Highway committees to meet this week
By Steve Herring
Published in News on May 12, 2009 1:46 PM
The county has, at least for the time being, decided to hold off on scheduling a public meeting devoted to explaining the ins and outs of the Goldsboro Metropolitan Planning Organization.
County Manager Lee Smith Monday said that any information coming out of such a meeting would, for the most part, be a repeat of a presentation by state Department of Transportation officials last Thursday night at New Hope Friends Church.
"Right now I don't anticipate holding another meeting," he said.
Meanwhile, three of the organizations at the center of last Thursday's meeting plan to meet this week.
The MPO, a transportation planning committee, is comprised of two groups. The Technical Coordinating Committee (TCC) is similar to the staff for county commissioners or Goldsboro City Council and the Transportation Advisory Committee (TAC) is made up of elected officials representing the county, city and Village of Walnut Creek. DOT officials also serve on the MPO.
Both groups will meet on Thursday in the City Hall upstairs anteroom. The TCC will meet at 9 a.m. and the TAC at 10 a.m.
The Wayne County Transportation Committee, a separate group, will meet Thursday at 11:30 a.m. at Wilber's Barbecue on U.S. 70 East.
All three meetings are open to the public.
The local MPO is a federally established committee that has been around since the 1980s. However, several people at last Thursday questioned why they had never heard of it until recently.
MPO member David Quick told the audience of nearly 200 people that meeting schedules for both organizations are advertised well in advance, but that few people attend them.
Discussion was not limited to the MPO. It touched on property rights in general and worries that the county was attempting to infringe on the rights of property owners.
Smith said that he had been pleased with the turnout, the information and the questions and that there was a "good cross section" of the county represented at the meeting.
He also praised Jimmy Herring and other organizers for doing a "wonderful job" in planning and carrying out the meeting.
It was well attended, and while Smith said he was not surprised by some of the questions, some did indicate that people had been given incorrect information or had not received enough information.
As a result of the meeting the county will update its Web site to represent the information that came out of it, he said.

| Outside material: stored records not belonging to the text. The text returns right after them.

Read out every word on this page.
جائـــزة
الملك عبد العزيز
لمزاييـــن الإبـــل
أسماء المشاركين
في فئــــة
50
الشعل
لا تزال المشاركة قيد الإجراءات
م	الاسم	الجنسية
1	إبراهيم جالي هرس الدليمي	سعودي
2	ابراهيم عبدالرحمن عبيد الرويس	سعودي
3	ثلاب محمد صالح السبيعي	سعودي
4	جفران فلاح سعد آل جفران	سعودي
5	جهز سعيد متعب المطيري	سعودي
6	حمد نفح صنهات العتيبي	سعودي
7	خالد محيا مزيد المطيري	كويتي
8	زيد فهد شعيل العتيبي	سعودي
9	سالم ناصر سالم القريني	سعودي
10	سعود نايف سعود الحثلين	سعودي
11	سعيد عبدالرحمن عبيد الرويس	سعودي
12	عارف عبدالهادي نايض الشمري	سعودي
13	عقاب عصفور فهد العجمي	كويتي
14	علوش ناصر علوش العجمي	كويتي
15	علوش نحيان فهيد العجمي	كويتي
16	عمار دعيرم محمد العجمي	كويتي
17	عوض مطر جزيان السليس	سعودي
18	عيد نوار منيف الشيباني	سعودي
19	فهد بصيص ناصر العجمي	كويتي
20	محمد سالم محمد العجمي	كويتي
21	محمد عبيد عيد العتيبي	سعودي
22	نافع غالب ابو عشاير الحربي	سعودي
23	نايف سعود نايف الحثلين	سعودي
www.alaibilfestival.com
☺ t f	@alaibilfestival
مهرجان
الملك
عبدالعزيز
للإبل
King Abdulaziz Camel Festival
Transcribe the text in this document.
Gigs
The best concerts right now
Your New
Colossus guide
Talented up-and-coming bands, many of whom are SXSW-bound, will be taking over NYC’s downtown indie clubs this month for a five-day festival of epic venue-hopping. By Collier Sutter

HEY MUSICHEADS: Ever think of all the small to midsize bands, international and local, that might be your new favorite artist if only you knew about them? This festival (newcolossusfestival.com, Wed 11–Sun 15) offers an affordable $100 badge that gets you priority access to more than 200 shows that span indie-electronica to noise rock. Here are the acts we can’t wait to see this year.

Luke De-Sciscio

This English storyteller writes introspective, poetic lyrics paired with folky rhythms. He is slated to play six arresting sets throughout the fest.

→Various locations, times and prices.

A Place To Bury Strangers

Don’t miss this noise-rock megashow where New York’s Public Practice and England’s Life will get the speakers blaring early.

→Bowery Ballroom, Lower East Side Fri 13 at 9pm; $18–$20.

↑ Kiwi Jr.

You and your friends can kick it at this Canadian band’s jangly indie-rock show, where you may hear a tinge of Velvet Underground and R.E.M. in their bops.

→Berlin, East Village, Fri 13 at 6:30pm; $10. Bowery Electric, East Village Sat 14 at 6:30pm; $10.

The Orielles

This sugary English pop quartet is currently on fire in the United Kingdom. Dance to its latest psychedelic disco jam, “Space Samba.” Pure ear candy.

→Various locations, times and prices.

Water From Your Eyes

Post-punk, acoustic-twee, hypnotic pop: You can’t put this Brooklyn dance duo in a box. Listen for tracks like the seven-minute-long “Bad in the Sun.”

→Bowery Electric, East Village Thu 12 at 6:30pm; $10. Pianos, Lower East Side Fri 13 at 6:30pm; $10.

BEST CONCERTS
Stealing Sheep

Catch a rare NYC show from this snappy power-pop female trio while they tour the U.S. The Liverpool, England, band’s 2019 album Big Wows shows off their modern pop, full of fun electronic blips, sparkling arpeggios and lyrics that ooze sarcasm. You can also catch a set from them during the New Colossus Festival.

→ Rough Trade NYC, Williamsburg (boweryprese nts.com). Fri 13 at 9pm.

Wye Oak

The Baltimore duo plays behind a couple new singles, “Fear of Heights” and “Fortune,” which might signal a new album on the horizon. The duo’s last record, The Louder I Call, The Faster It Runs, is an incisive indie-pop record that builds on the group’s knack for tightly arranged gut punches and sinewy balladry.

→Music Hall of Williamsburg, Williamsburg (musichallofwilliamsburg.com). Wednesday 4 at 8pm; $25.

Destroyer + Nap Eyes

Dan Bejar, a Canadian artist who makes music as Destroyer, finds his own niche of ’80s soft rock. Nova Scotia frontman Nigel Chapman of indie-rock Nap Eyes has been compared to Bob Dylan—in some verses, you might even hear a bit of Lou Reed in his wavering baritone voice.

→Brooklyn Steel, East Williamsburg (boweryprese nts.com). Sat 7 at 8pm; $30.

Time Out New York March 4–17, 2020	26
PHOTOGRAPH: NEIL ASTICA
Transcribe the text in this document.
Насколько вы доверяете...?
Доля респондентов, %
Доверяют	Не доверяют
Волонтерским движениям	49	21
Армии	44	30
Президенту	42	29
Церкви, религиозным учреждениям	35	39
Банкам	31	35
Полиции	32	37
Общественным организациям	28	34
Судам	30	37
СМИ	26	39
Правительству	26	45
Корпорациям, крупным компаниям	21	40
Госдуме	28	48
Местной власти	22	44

Smith said he had been contacted by a couple of commissioners who are interested in reviewing the Transportation Planning Committee, possibly looking for ways to involve more people.
He added that commissioners and Goldsboro City Council members are concerned by the public not attending board sessions.
"We are concerned people are not getting involved. We were thrilled to see they were concerned. They need to let us know," he said.
The MPO controversy has been brewing for the past several months.
It first surfaced during a county Planning Board session when Chairman Chris Cox and board member Steve Keen, who is also a county commissioner, complained that the MPO was uncommunicative. They said MPO officials had told them the Planning Board had overstepped its authority by granting approval last year of a subdivision in the Mar Mac area. The approval was questioned since the subdivision lies in the path of a possible extension of the Interstate-795 corridor.
The issue has been further complicated by what Smith said appeared could be someone spreading incorrect information that the MPO could zone property. It has no such authority, he said.
Because of questions being raised about the MPO and zoning, the county canceled a meeting last month at Whitley Church to gather public comment on potential zoning of the area along U.S. 70 from Goldsboro to the Johnston County line. The meeting has yet to be rescheduled.
The county was in the process of planning a public information meeting on the MPO when the Eastern Wayne Association of Property Owners announced its meeting at New Hope Friends Church.